Now in its 13th year, the McDonald's high school all-star basketball game is several things rolled into one. It's a promotion: Indianapolis was awash in golden arches last week. It's a benefit: Gate receipts from Sunday's game at Market Square Arena went to charity. It's a reward: The 20 McD's All-Americas got new sweat suits and sneakers and an excuse to blow off a week or so of school.
What the game is not is an occasion to swing the ball around and milk the shot clock. As the players fast-broke, alley-ooped and whipped the crowd of 12,033 into a frenzy with slam after thunderous slam, it was clear that they understood what was expected of them. As Duke signee Grant Hill, a 6'8" scoring machine from Reston, Va., said, "These people came here to see offense. They want dazzling passes and slam dunks. It's our duty to provide them."
Clearly, the East squad was better equipped to attend to its duties. With its greyhound guards—three of them from New York City—creating turnovers and cuing up fast breaks, the East romped 115-104. One of the New Yorkers, future Arizona Wildcat Khalid Reeves, was the East's MVP, with 10 steals and 22 points.
In addition to buttressing New York's claim that it begets more blue-chip guards than any other city, the game was a national TV coming-out party for three players at least seven feet tall:
April 22, 1990
•Shawn Bradley, a 7'6", 215-pound farm boy from Castle Dale, Utah, was the top surprise. "I thought he'd be sorry," said Michael Smith, a Providence Friar-to-be from Dunbar High in Baltimore. "But he can run, and he's got a nice jumper."
Besides contributing 12 points and 10 rebounds, Bradley, the McD co-MVP with Reeves, had six blocks and forced opponents to alter countless other shots. Bradley also plays golf and tennis, water-skis and, until this season, played first base for Emery County High. He batted .407 as a junior and, remarkably, even drew a walk. He'll enroll at BYU.
•Befitting his square jaw and crew cut, 7'½" Eric Montross of Lawrence North High in Indianapolis plays a hard-nosed inside game that brims with sturdy virtues—witness the four stitches he took over his left eye following a scrimmage earlier in the week. Yet as Montross was introduced on Sunday, he heard a smattering of boos. They were his reward for choosing an out-of-state college: He'll attend North Carolina, along with three other McDonald's All-Americas.
•The East's answer to Bradley and Montross was Luther Wright, a 7'2", 300-pounder from Elizabeth, N.J. Wright chose Seton Hall so that he could remain close to his mother, Mae. Sure, Wright flung up a few bowling balls on Sunday. No matter—normally he has a much softer touch. And yes, as Seton Hall coach P.J. Carlesimo says, "He'll need to redistribute some of that weight."

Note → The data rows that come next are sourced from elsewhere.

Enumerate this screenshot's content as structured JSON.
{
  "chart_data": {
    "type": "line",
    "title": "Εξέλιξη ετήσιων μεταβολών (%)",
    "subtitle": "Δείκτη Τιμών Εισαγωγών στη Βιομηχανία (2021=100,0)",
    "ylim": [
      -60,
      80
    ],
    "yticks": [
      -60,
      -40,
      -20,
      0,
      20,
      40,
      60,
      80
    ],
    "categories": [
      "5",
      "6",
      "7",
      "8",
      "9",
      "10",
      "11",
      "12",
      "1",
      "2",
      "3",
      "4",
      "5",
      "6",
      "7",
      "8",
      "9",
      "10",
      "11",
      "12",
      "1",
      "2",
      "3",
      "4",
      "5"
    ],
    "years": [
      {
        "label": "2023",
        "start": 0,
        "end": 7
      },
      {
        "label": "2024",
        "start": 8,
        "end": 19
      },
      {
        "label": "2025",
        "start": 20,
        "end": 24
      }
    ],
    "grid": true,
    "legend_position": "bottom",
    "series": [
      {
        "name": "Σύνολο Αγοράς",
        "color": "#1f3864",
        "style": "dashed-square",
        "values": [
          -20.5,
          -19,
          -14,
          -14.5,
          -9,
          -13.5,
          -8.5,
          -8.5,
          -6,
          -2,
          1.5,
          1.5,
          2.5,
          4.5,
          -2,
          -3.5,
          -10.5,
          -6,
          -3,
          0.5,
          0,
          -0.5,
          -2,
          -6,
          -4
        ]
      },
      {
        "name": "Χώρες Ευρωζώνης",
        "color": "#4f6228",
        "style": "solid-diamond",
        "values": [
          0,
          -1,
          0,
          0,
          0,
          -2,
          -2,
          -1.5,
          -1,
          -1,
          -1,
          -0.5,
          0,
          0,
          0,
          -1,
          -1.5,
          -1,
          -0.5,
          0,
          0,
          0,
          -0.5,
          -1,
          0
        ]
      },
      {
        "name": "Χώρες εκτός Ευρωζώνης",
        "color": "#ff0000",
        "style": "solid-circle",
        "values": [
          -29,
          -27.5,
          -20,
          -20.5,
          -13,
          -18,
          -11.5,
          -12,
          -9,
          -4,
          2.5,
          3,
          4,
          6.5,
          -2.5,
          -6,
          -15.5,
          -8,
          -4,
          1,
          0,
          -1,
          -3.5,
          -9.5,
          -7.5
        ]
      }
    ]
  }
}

In scrimmages during the week, Wright swatted Bradley around as if Bradley were a noisome insect. Mindful of this, the West coaches had Montross guard Wright on Sunday and assigned Bradley to Wake Forest-bound Rodney Rogers, a 6'7½", 230-pounder who calls to mind a lardless Charles Barkley. The game was close at intermission, largely because Rogers had been quiet. However, when he got going late in the second half, the paint became Mr. Rogers' neighborhood. In fact, the East's final three baskets were recorded thusly on the play-by-play sheet:
Rogers Slam Dunk
Rogers Slam Dunk (Autry)
Steal—Rogers, Rogers Slam Dunk.
Then the horn sounded, and Rogers was mobbed by members of both teams. The final dunk, a 360-degree job, may have seemed a bit gratuitous, but Rogers was only doing his duty.